If there’s one thing I’ve learned from Heroku, it’s that grabbing a snapshot of your production database is incredibly handy for troubleshooting.

heroku db:pull is so rad that I wanted to have it on other projects not hosted on their platform, so I wrote a Capistrano task which accomplishes the same goal.

This task is PostgreSQL specific, but can be easily adapted to work with other datastores. Just replace the pg_dump and pg_restore related commands with ones that your datastore provides. The process is still the same.

namespace :db do
  desc "Snapshots production db and dumps into local development db"
  task :pull, roles: :db, only: { primary: true } do
    # adjust prod_config to point to your database.yml
    prod_config = capture "cat #{shared_path}/config/database.yml"

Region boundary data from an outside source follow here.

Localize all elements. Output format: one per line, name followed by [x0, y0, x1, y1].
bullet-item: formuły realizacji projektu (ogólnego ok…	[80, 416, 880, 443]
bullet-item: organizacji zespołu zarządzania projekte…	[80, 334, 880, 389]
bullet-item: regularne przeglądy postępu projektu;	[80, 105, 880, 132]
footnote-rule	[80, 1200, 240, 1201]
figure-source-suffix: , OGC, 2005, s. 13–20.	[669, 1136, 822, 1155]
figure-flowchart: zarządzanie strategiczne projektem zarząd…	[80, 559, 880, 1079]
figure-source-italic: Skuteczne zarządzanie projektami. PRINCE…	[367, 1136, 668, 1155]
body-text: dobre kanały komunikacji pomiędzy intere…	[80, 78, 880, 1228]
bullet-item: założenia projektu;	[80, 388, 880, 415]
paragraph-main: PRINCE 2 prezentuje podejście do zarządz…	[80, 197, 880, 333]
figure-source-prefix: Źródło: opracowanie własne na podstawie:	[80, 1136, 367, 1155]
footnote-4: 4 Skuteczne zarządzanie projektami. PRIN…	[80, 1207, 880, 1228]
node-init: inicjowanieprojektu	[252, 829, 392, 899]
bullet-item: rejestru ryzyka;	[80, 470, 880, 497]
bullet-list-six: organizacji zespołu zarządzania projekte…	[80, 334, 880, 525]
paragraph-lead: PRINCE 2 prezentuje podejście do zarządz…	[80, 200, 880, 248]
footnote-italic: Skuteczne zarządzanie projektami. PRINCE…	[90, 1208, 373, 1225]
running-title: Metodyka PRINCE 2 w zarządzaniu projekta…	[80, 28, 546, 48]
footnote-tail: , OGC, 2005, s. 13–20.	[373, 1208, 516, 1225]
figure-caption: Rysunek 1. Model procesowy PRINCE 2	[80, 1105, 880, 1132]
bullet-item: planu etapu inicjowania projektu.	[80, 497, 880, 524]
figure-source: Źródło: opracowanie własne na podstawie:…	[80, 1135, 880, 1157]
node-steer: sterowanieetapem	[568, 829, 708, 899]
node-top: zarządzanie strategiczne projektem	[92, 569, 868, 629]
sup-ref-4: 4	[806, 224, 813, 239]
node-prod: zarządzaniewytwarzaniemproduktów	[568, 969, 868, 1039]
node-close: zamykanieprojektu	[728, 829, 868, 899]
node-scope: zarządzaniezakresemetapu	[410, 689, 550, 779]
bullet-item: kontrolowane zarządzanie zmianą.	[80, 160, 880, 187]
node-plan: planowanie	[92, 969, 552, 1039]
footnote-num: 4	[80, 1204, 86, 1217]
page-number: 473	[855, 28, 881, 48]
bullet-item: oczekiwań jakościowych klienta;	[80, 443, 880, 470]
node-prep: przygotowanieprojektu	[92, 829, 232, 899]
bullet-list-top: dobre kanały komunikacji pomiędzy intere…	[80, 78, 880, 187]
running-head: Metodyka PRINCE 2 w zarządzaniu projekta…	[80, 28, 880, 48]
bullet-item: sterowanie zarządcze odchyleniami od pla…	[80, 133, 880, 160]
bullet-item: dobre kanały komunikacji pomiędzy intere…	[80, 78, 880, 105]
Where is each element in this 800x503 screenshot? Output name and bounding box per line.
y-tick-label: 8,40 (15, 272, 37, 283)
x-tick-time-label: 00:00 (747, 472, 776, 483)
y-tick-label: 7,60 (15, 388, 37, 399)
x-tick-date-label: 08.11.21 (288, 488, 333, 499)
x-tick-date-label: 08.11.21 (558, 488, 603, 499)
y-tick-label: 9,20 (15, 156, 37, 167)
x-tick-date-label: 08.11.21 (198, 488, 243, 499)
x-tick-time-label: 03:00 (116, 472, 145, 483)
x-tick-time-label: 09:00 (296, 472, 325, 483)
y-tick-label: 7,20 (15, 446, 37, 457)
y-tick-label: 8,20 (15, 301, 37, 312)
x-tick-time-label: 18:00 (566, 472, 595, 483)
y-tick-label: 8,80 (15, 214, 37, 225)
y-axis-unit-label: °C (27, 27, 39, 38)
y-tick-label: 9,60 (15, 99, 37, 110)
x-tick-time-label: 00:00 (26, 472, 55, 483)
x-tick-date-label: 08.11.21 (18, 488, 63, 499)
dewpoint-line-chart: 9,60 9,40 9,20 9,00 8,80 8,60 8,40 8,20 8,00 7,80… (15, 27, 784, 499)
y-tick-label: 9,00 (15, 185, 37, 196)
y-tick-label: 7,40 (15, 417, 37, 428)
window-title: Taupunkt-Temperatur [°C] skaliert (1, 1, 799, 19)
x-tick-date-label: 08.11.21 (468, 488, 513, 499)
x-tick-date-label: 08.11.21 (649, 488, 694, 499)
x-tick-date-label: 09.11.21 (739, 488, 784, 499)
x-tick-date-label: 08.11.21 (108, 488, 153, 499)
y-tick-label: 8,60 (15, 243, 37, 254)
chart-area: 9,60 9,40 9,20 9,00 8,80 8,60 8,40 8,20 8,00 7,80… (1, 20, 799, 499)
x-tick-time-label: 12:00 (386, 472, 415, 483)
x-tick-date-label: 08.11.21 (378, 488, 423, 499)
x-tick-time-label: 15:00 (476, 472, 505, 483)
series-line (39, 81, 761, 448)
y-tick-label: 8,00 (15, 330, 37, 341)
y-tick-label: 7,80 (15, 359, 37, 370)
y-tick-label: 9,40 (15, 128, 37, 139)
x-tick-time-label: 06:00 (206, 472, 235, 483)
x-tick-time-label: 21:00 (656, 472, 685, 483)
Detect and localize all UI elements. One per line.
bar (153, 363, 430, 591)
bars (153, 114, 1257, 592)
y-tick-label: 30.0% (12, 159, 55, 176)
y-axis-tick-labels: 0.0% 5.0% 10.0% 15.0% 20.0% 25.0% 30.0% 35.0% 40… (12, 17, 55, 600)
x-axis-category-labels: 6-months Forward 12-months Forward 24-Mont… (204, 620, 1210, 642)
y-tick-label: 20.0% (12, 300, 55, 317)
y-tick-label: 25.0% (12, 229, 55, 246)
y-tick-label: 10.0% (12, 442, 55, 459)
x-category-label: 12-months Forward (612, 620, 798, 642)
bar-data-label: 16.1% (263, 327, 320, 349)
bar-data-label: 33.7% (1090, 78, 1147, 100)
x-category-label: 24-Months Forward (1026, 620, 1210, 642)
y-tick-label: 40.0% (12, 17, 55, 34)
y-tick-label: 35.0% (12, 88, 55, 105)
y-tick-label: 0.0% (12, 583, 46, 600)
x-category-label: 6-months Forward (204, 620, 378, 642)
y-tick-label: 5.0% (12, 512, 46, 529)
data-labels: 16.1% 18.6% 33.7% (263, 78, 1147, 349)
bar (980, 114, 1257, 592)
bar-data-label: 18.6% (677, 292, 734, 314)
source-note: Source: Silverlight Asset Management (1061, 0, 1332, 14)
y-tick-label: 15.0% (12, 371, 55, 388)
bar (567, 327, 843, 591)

    prod = YAML::load(prod_config)["production"]
    dev  = YAML::load_file("config/database.yml")["development"]
    dump = "/tmp/#{Time.now.to_i}-#{application}.psql"

    run %{pg_dump -x -Fc #{prod["database"]} -f #{dump}}
    get dump, dump
    run "rm #{dump}"

    system %{dropdb #{dev["database"]}}
    system %{createdb #{dev["database"]} -O #{dev["username"]}}
    system %{pg_restore -O -U #{dev["username"]} -d #{dev["database"]} #{dump}}
    system "rm #{dump}"

The reason that I’m dropping and recreating the development database before running the restore is that I could not find an easier way to restore a database that has a different user and name in production than it does in development. If you know of a better way to accomplish, please let me know.

Now just run cap db:pull and you’re on your way!